From Oxford Street, Marketplace's Stephen Beard reports.
Stephen Beard: It's four o'clock on a weekday afternoon and the sidewalk here is packed with hundreds of pedestrians. But, says Jace Tyrrell of the New West End Company, take a closer look at the heaving mass and you see two quite distinct kinds of people. First, there are the dawdlers.
Jace Tyrrell: Those who want to go slow, that want to look at the windows, come in and out of the shops, have more of a leisurely experience, probably more like the tourists that come here.
But they tend to get in the way of the second type of pedestrian.
Tyrrell: Perhaps those that live in London, work in London particularly in the West End. Know where they're going, with intent, often with purpose. They want to be fast, moving quickly.

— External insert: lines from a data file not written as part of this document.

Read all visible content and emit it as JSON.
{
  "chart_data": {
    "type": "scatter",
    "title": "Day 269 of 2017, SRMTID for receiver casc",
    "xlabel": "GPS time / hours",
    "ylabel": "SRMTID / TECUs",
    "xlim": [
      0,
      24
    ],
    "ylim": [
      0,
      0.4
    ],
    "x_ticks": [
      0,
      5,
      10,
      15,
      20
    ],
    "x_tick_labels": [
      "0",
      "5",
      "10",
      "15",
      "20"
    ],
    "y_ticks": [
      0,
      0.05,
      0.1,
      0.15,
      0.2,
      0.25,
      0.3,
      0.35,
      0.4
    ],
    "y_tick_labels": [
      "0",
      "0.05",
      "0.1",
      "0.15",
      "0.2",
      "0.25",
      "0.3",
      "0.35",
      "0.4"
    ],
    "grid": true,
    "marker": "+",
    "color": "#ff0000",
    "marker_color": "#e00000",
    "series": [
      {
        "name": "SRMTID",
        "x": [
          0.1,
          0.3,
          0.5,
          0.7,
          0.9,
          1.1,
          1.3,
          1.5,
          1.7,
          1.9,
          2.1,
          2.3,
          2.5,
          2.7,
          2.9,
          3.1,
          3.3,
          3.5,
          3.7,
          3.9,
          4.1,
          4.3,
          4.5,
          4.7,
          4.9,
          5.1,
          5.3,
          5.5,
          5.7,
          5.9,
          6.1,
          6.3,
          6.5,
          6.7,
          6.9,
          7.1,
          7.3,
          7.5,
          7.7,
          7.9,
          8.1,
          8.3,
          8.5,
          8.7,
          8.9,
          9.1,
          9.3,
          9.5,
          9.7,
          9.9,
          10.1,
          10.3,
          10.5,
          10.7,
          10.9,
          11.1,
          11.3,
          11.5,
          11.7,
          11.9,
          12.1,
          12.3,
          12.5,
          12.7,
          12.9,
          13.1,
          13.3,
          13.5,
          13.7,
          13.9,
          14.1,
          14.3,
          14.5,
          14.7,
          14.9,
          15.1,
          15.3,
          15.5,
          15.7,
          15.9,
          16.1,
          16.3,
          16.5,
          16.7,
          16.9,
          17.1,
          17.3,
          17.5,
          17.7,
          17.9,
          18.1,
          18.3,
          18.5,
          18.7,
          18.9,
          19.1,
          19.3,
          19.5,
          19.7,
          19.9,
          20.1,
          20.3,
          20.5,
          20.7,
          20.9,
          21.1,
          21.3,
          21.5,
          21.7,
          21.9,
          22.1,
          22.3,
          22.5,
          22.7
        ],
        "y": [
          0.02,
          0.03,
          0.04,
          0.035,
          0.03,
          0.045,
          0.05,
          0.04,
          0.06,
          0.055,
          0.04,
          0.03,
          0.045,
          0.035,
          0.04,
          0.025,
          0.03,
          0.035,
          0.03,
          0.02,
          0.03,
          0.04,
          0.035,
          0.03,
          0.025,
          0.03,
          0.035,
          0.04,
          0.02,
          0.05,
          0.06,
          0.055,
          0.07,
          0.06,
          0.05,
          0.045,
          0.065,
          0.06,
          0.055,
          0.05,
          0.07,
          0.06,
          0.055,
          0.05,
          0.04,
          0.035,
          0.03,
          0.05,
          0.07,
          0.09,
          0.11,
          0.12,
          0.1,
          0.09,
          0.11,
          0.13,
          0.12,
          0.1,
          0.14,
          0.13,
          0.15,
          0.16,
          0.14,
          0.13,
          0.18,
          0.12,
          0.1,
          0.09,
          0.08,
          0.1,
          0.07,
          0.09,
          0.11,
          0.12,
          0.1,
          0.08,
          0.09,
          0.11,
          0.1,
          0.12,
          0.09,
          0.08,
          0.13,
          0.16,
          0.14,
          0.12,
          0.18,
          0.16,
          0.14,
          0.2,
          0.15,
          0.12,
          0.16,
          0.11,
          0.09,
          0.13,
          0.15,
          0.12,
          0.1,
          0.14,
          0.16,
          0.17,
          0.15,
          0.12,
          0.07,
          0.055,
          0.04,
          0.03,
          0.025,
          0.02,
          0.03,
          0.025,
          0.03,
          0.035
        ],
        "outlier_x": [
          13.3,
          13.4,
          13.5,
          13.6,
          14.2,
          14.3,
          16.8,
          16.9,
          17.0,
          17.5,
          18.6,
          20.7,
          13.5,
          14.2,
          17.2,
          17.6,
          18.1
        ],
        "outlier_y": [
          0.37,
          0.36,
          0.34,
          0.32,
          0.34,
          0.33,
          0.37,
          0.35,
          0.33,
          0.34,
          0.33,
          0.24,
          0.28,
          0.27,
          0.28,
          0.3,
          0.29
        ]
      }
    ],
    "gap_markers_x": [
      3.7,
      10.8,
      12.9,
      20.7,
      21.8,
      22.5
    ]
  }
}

The obvious solution, says Jayce, is to paint a line down the middle of the sidewalk dividing in two -- with a slow lane next to the shop windows and a fast lane next to the road. Many pedestrians seem to approve.
Woman: Yes, I should think it's probably quite a good idea, because there is so much pedestrian traffic along here now.
Man: Everybody's bumping into each other. I mean, I stand here and I get umbrellas in my face. I get everything, 'cos I'm forever bumping into people or people bumping into me. So yeah, I think it's a good idea.
But enthusiasm for the plan tends to falter when it comes to enforcement. One idea is for the street to be patrolled by wardens with on-the-spot fines for dawdlers who stray into the fast lane and fail to reach the minimum speed of three miles an hour. That has provoked the ire of one of Britain's most venerable lobby groups.
Tony Armstrong: Well, we're the national charity in the U.K. that campaigns for the rights of pedestrians.
Including the inalienable right to walk on any part of the sidewalk at whatever speed you choose. Tony Armstrong of the Pedestrian Society -- recently renamed Living Streets -- takes a dim view of the two-speed approach.
Armstrong: Crazy. This solution, making a freeway for pedestrians, is just really a crazy idea. Because it's unenforceable. And it really doesn't address the problem we have on the street.
And the root problem, according to the Pedestrian Lobby, is not the dawdlers or the speed walkers -- it's the road traffic. It's calling for a total ban on vehicles on Oxford Street.
In London, this is Stephen Beard for Marketplace.